In later life, in addition to continuing her literary career, Hurston served on the faculty of North Carolina College for Negroes (now North Carolina Central University) in Durham, North Carolina. She also established, in 1934, a school of dramatic arts "based on pure Negro expression" at Bethune-Cookman University (at the time, Bethune-Cookman College) in Daytona Beach, FL. In 1956 Hurston was bestowed the Bethune-Cookman College Award for Education and Human Relations in recognition of her vast achievements, and the English Department at Bethune-Cookman College remains dedicated to preserving her cultural legacy.
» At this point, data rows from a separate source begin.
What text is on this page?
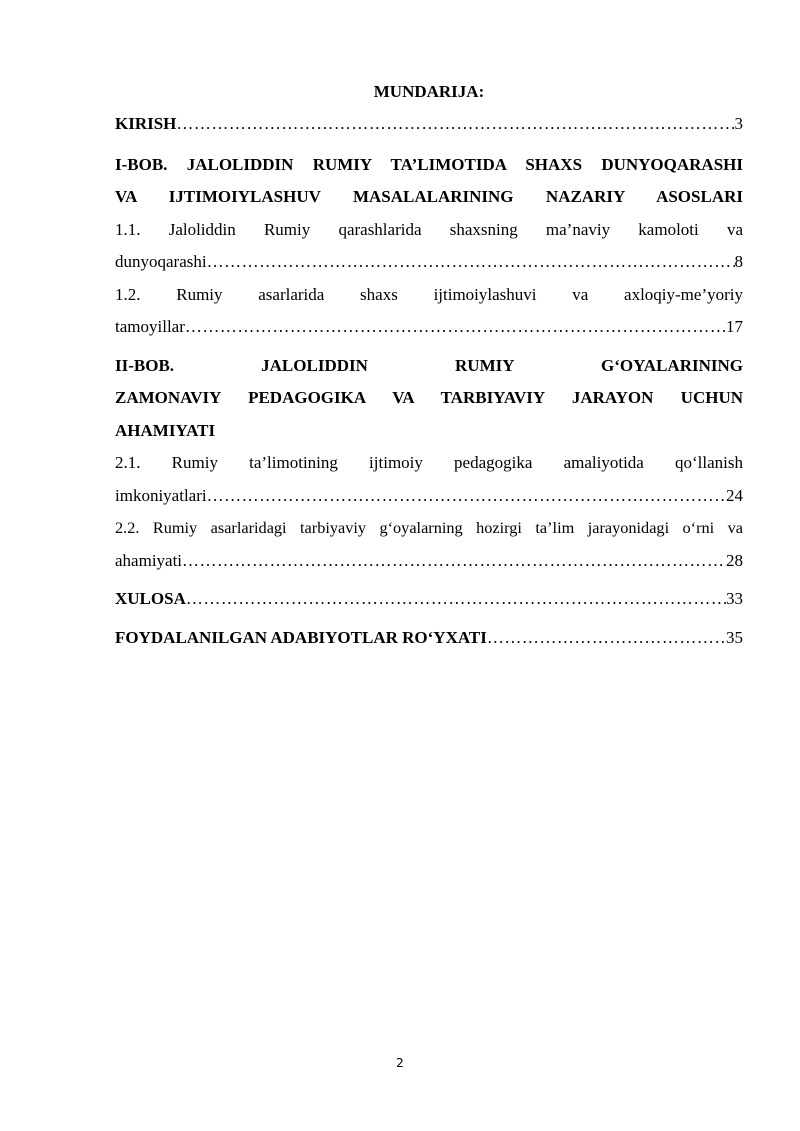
MUNDARIJA:
KIRISH ……………………………………………………………………………………………………………………………………………………………………………	3
I-BOB. JALOLIDDIN RUMIY TA’LIMOTIDA SHAXS DUNYOQARASHI
VA IJTIMOIYLASHUV MASALALARINING NAZARIY ASOSLARI
1.1. Jaloliddin Rumiy qarashlarida shaxsning ma’naviy kamoloti va
dunyoqarashi ……………………………………………………………………………………………………………………………………………………………………………	8
1.2. Rumiy asarlarida shaxs ijtimoiylashuvi va axloqiy-me’yoriy
tamoyillar ……………………………………………………………………………………………………………………………………………………………………………	17
II-BOB. JALOLIDDIN RUMIY G‘OYALARINING
ZAMONAVIY PEDAGOGIKA VA TARBIYAVIY JARAYON UCHUN
AHAMIYATI
2.1. Rumiy ta’limotining ijtimoiy pedagogika amaliyotida qo‘llanish
imkoniyatlari ……………………………………………………………………………………………………………………………………………………………………………	24
2.2. Rumiy asarlaridagi tarbiyaviy g‘oyalarning hozirgi ta’lim jarayonidagi o‘rni va
ahamiyati ……………………………………………………………………………………………………………………………………………………………………………	28
XULOSA ……………………………………………………………………………………………………………………………………………………………………………	33
FOYDALANILGAN ADABIYOTLAR RO‘YXATI ……………………………………………………………………………………………………………………………………………………………………………	35
2
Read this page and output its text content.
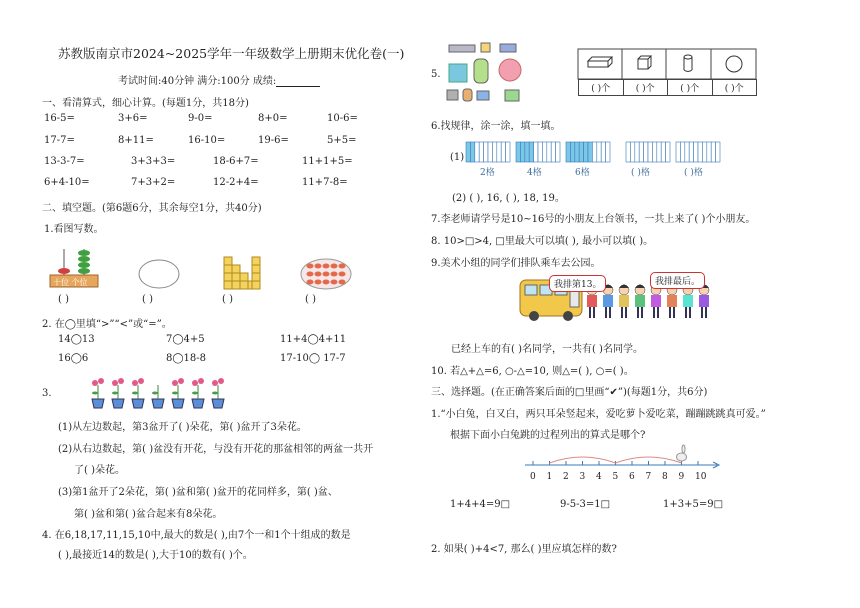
苏教版南京市2024~2025学年一年级数学上册期末优化卷(一)
考试时间:40分钟 满分:100分 成绩:
一、看清算式，细心计算。(每题1分，共18分)
16-5=	3+6=	9-0=	8+0=	10-6=
17-7=	8+11=	16-10=	19-6=	5+5=
13-3-7=	3+3+3=	18-6+7=	11+1+5=
6+4-10=	7+3+2=	12-2+4=	11+7-8=
二、填空题。(第6题6分，其余每空1分，共40分)
1.看图写数。
十位 个位
( )	( )	( )	( )
2. 在◯里填“>”“<”或“=”。
14◯13	7◯4+5	11+4◯4+11
16◯6	8◯18-8	17-10◯ 17-7
3.
(1)从左边数起，第3盆开了( )朵花，第( )盆开了3朵花。
(2)从右边数起，第( )盆没有开花，与没有开花的那盆相邻的两盆一共开
了( )朵花。
(3)第1盆开了2朵花，第( )盆和第( )盆开的花同样多，第( )盆、
第( )盆和第( )盆合起来有8朵花。
4. 在6,18,17,11,15,10中,最大的数是( ),由7个一和1个十组成的数是
( ),最接近14的数是( ),大于10的数有( )个。
5.
( )个	( )个	( )个	( )个
6.找规律，涂一涂，填一填。
(1)
2格	4格	6格	( )格	( )格
(2) ( ), 16, ( ), 18, 19。
7.李老师请学号是10~16号的小朋友上台领书，一共上来了( )个小朋友。
8. 10>□>4, □里最大可以填( ), 最小可以填( )。
9.美术小组的同学们排队乘车去公园。
我排第13。	我排最后。
已经上车的有( )名同学，一共有( )名同学。
10. 若△+△=6, ○-△=10, 则△=( ), ○=( )。
三、选择题。(在正确答案后面的□里画“✔”)(每题1分，共6分)
1.“小白兔，白又白，两只耳朵竖起来，爱吃萝卜爱吃菜，蹦蹦跳跳真可爱。”
根据下面小白兔跳的过程列出的算式是哪个?
0 1 2 3 4 5 6 7 8 9 10
1+4+4=9□	9-5-3=1□	1+3+5=9□
2. 如果( )+4<7, 那么( )里应填怎样的数?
She died of hypertensive heart disease.
Career
Color Struck (1925), Sweat (1926), How It Feels to Be Colored Me (1928), "Hoodoo in America" (1931), The Gilded Six-Bits (1933), Jonah's Gourd Vine (1934), Mules and Men (1935), Tell My Horse (1937), Their Eyes Were Watching God (1937), Moses, Man of the Mountain (1939), Dust Tracks on a Road (1942), Seraph on the Suwanee (1948), "What White Publishers Won't Print", Negro Digest (1950), Sanctified Church (1981), Spunk: Selected Stories (1985), The Complete Stories (1995), Barracoon (1999), Collected Plays (2008)
Politics
John McWhorter has called Hurston "America's favorite black conservative" while David T. Beito and Linda Royster Beito have argued that she can better be characterized as a "libertarian." She was a Republican who was generally sympathetic to the foreign policy non-interventionism of the Old Right and a fan of Booker T. Washington's self-help politics. She disagreed with the philosophies (including Communism and the New Deal) supported by many of her colleagues in the Harlem Renaissance, such as Langston Hughes, who was in the 1930s a supporter of the Soviet Union and praised it in several of his poems. Despite much common ground with the Old Right in domestic and foreign policy, Hurston was not a social conservative. Her writings show skepticism toward traditional religion and affinity for feminist individualism. In this respect, her views were similar to two libertarian novelists who were her contemporaries, Rose Wilder Lane and Isabel Paterson.